Pound rebounds mostly despite market experts expecting more interest rate cuts from the BoE in 2025 than market pricing.
In Monday’s London session, the Pound Sterling (GBP) rebounded against its major counterparts. Despite a small increase in the Bank of England’s (BoE) dovish projections for 2025, the British pound recovers marginally.
Traders price in a 53-basis point (bps) interest rate cut for the next year, up from the 46 bps estimated after the policy announcement on December 19, when The Bank of England (BoE) left borrowing rates unchanged at 4.75% in a 6-3 vote. Before the policy announcement, market participants expected only one member of the Monetary Policy Committee (MPC) to vote in favor of lowering interest rates.
This year, the Bank of England has been the slowest among European and North American countries in lowering interest rates. The Bank of England has dropped its benchmark borrowing rates by 50 basis points (bps), while other peers such as the Federal Reserve (Fed) and the European Central Bank (ECB) have lowered their borrowing rates by 100 bps. The Bank of Canada (BoC) and the Swiss National Bank (SNB) cut interest rates even further due to increased risks of inflation falling below their respective targets.
Goldman Sachs anticipates the BoE lowering interest rates in each quarter of the coming year.
“UK wage growth and service inflation have been far stickier than elsewhere, despite signs of material labor market rebalancing,” analysts at Goldman Sachs said in a note. “As a result, the BoE has been more cautious than other major central banks,” they added. However, the investment banking business predicts sustained quarterly cutbacks through 2025, more than what markets estimate, as a “weaker labor market cools underlying inflation.”
Daily Market Update: Pound Sterling rises against US Dollar.

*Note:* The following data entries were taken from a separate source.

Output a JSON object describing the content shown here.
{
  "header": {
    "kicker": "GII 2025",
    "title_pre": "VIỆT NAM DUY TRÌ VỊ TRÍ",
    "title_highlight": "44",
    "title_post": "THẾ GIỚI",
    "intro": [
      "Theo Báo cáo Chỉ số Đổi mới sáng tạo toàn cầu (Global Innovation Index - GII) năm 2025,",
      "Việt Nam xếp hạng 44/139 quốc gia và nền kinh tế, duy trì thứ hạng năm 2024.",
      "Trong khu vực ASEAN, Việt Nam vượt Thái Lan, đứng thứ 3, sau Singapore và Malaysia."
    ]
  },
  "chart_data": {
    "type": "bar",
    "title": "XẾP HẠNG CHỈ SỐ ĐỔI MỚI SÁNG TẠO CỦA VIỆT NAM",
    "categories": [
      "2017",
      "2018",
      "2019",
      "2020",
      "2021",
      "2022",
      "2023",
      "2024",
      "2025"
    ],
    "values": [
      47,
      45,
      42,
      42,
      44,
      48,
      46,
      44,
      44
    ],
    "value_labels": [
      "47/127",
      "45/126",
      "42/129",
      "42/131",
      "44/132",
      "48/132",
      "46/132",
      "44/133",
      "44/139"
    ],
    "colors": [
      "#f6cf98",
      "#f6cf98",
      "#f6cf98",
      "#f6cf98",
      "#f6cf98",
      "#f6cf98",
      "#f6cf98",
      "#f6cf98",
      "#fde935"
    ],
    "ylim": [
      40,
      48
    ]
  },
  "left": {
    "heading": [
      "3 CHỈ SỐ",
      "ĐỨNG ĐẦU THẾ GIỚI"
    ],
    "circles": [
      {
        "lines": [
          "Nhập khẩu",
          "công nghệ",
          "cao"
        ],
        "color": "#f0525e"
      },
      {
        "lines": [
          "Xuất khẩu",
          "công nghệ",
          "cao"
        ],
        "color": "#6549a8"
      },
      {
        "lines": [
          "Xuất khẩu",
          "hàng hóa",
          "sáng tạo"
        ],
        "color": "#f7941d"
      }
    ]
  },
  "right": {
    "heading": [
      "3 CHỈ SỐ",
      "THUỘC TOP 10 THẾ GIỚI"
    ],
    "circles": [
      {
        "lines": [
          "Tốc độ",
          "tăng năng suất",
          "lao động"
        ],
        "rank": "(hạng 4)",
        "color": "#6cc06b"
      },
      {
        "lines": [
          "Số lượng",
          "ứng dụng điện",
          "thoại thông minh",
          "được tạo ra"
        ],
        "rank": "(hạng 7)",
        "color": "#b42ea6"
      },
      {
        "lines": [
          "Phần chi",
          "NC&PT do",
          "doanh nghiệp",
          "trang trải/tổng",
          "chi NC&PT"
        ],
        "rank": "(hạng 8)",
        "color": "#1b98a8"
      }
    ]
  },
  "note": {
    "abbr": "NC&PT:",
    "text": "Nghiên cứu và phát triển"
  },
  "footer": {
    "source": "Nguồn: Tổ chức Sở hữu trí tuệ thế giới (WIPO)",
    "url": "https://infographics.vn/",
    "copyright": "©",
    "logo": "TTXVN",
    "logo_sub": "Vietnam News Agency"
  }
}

At the start of the week, the pound sterling rose to around 1.2600 against the US dollar (USD). However, due to the low trading volume conditions before the New Year’s celebrations, the GBPUSD pair predicted to have moderate volatility. The US Dollar Index (DXY), which tracks the Greenback’s value against six major currencies, slips below 108.00 but is projected to end The year saw almost 6.7% growth.

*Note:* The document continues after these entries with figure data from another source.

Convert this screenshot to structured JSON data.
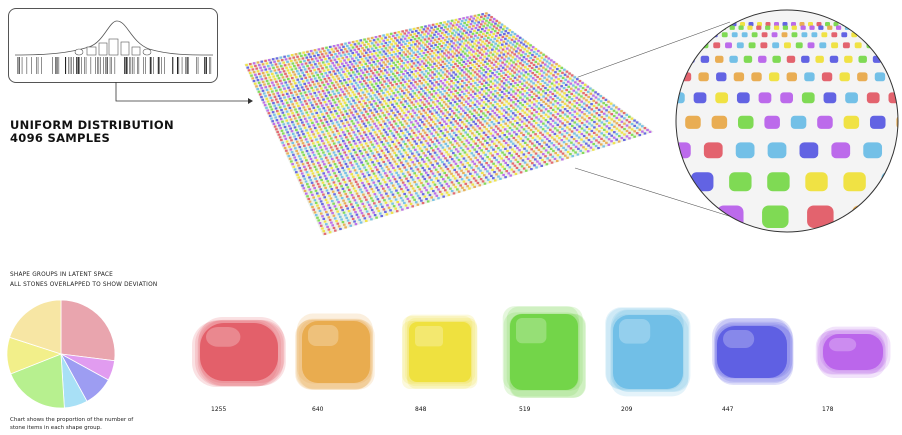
{
  "title": {
    "line1": "UNIFORM DISTRIBUTION",
    "line2": "4096 SAMPLES"
  },
  "section": {
    "line1": "SHAPE GROUPS IN LATENT SPACE",
    "line2": "ALL STONES OVERLAPPED TO SHOW DEVIATION"
  },
  "caption": {
    "line1": "Chart shows the proportion of the number of",
    "line2": "stone items in each shape group."
  },
  "colors": {
    "red": "#e25b66",
    "orange": "#e8a94a",
    "yellow": "#efe03a",
    "green": "#78d84b",
    "cyan": "#6cbde6",
    "blue": "#5a5be2",
    "purple": "#b862ea"
  },
  "pie": {
    "slices": [
      {
        "group": "pink",
        "color": "#e9a5ae",
        "value": 27
      },
      {
        "group": "violet",
        "color": "#e19cf0",
        "value": 6
      },
      {
        "group": "blue",
        "color": "#9d9df2",
        "value": 9
      },
      {
        "group": "cyan",
        "color": "#a8e0f6",
        "value": 7
      },
      {
        "group": "green",
        "color": "#b7f08f",
        "value": 20
      },
      {
        "group": "yellow",
        "color": "#f2ef8a",
        "value": 11
      },
      {
        "group": "light-yellow",
        "color": "#f7e6a4",
        "value": 20
      }
    ]
  },
  "groups": [
    {
      "name": "red",
      "count": "1255",
      "color": "#e25b66"
    },
    {
      "name": "orange",
      "count": "640",
      "color": "#e8a94a"
    },
    {
      "name": "yellow",
      "count": "848",
      "color": "#efe03a"
    },
    {
      "name": "green",
      "count": "519",
      "color": "#6fd443"
    },
    {
      "name": "cyan",
      "count": "209",
      "color": "#6cbde6"
    },
    {
      "name": "blue",
      "count": "447",
      "color": "#5a5be2"
    },
    {
      "name": "purple",
      "count": "178",
      "color": "#b862ea"
    }
  ]
}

Despite the fact that the Federal Reserve (Fed) cut essential borrowing rates by 100 basis points (bps) to 4.25%-4.50% this year, the USD fared strongly. The greenback has risen dramatically in the previous three months following Republican Donald Trump’s victory in the US presidential election, as measures such as immigration control, higher import tariffs, and reduce taxes predicted to be inflationary and pro-growth.

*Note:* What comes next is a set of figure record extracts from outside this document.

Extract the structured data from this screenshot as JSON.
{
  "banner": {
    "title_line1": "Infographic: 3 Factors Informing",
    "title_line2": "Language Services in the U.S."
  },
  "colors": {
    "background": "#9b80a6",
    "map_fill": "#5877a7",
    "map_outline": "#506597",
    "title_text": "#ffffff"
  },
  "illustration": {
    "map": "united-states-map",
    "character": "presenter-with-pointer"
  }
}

The Fed signaled fewer interest rate reduction in 2025, citing solid economic growth projections, a slowing of the disinflationary trend, and better labor market conditions than previously expected. However, Fed Chair Jerome Powell decline to provide guidance on the anticipated economic impact of Trump’s initiatives.
“It is quite premature to make any On December 18, Powell stated that he had reached some findings. “We don’t know what will be tariff, from what countries, for how long, in what size,” he told reporters.
US Dollar flattens amid illiquid trading conditions.
The Pound Sterling and the US Dollar will be heavily influenced this week by final estimates for S&P Global and the US ISM Manufacturing Purchasing Managers’ Index (PMI) data for December.